Anyone else having job engine issues affecting polling.

We are on version 2023.2.0

What we have noticed since upgrading to this version is an issue where suddenly interface start to drop out of polling. Then randomly devices bounce in and out of polling. Then Agents start to disconnect the monitored servers were not touched. And then we no have unreliable polling because of this.

when I check the job engine logs i see this:

2023-05-25 09:38:45,014 [29] WARN  SolarWinds.JobEngine.AgentSupport.Routing.JobRouterAgentProxy - (null)  Error during 'Clear scm' call. SolarWinds.JobEngine.JobEngineCommunicationException: Unable to communicate with agent JobEngine on endpoint 6fb9d5fd-4531-4c6a-96a4-55e919fc12cc. Response to message 'Clear' was not received in '00:02:00'.

This is from top to bottom of the logs with a few other random warnings in between. This is not typical. Usually I look in the job engine and it's always normal operations so to see several logs and all them say the same exact thing on all pollers indicates the job engine is the problem. 

Now I've done a repair on on engine I've been working on. It didn't work.

I cleared the SDF files and had them regenerate. It didn't work. 

I cleared up a whole bunch of agents no longer in use. Cleared up credential issues. etc. I did a good effort on house cleaning. This didn't help.

I'm at a point I'm considering doing a complete clean uninstall on that engine and a reinstall. But kind of skeptical if that will help if the above did not. The Agent messaging service was the service that was having issues as well and that log has a bunch of warnings and errors too. 

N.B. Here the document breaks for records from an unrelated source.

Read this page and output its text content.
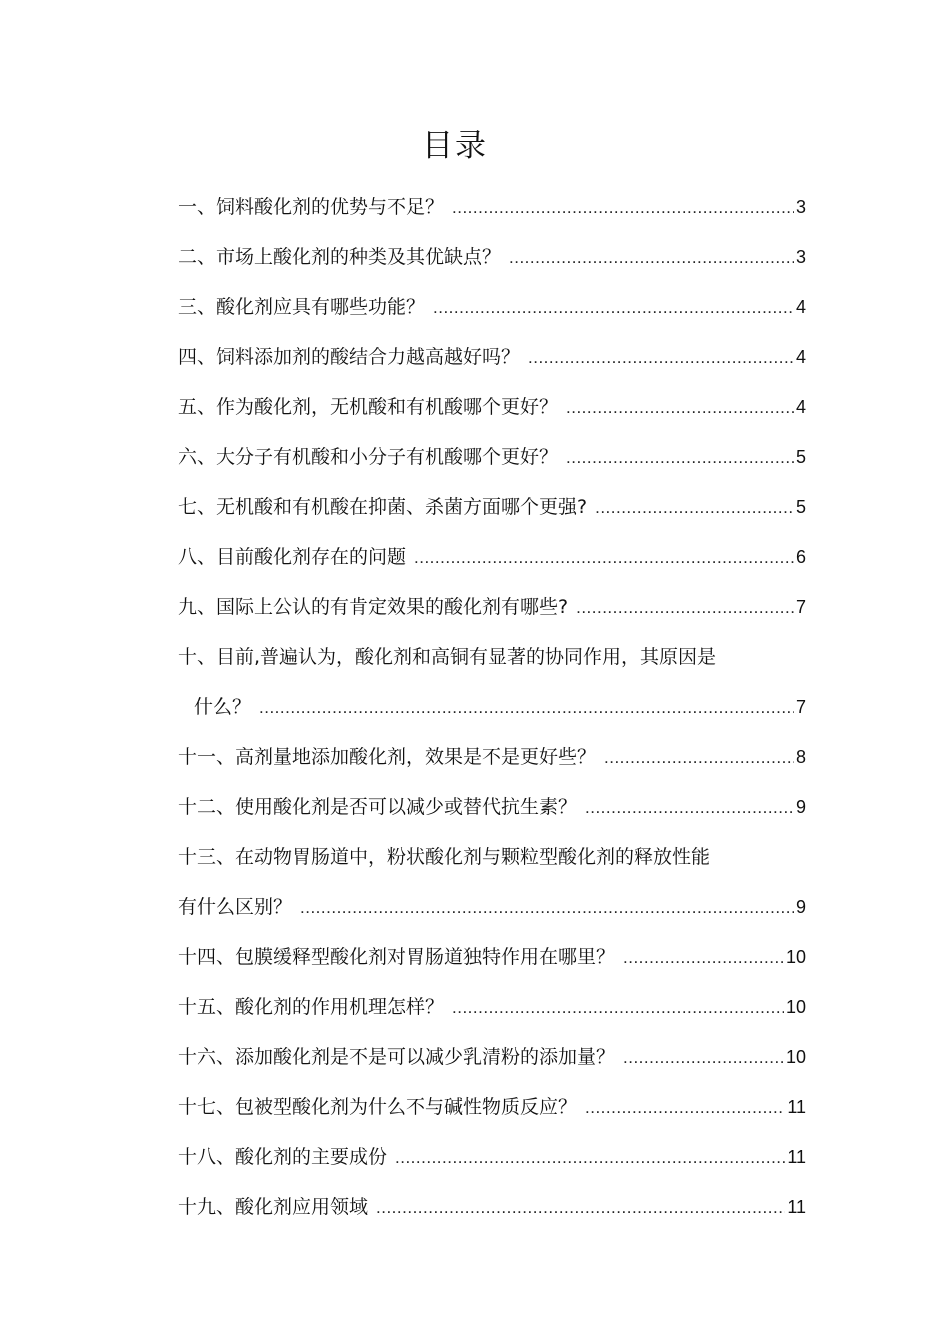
目录
一、饲料酸化剂的优势与不足？ .....	3
二、市场上酸化剂的种类及其优缺点？ .....	3
三、酸化剂应具有哪些功能？ .....	4
四、饲料添加剂的酸结合力越高越好吗？ .....	4
五、作为酸化剂，无机酸和有机酸哪个更好？ .....	4
六、大分子有机酸和小分子有机酸哪个更好？ .....	5
七、无机酸和有机酸在抑菌、杀菌方面哪个更强? .....	5
八、目前酸化剂存在的问题 .....	6
九、国际上公认的有肯定效果的酸化剂有哪些? .....	7
十、目前,普遍认为，酸化剂和高铜有显著的协同作用，其原因是
什么？ .....	7
十一、高剂量地添加酸化剂，效果是不是更好些？ .....	8
十二、使用酸化剂是否可以减少或替代抗生素？ .....	9
十三、在动物胃肠道中，粉状酸化剂与颗粒型酸化剂的释放性能
有什么区别？ .....	9
十四、包膜缓释型酸化剂对胃肠道独特作用在哪里？ .....	10
十五、酸化剂的作用机理怎样？ .....	10
十六、添加酸化剂是不是可以减少乳清粉的添加量？ .....	10
十七、包被型酸化剂为什么不与碱性物质反应？ .....	11
十八、酸化剂的主要成份 .....	11
十九、酸化剂应用领域 .....	11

Same with the collector. It almost seems as if the core polling components are all not working properly. Has anyone had similar issues?

Parents Reply Children
  • No, I have not because we have manually checked everything. We have multiple tickets with support many escalated all the way to the top and support doesn't believe it to be environmental. Which is something we share or it would of shown itself more widely. This is in the mechanism of the software itself. Where there is no log that explains why it happens but it does. 

    The biggest thing I've found is that this wasn't an issue at all on the previous version. And had I known this new version has polling issues I would of not upgraded or if I caught this sooner I would have reverted everything back to the previous version. But I only figured it out after my server team deleted our backups we had done previous to upgrading.

    Digging around thwack I'm finding the issue isn't only me there are others with very similar if not the same problem we are seeing. All different things that keep further proving a bug of sorts on this version. If it was environmental the issue would of just been us. 

    That's why I'm going everywhere I can and trying all the KB articles etc to try to fix this. Or get the attention of developers so they can look into this.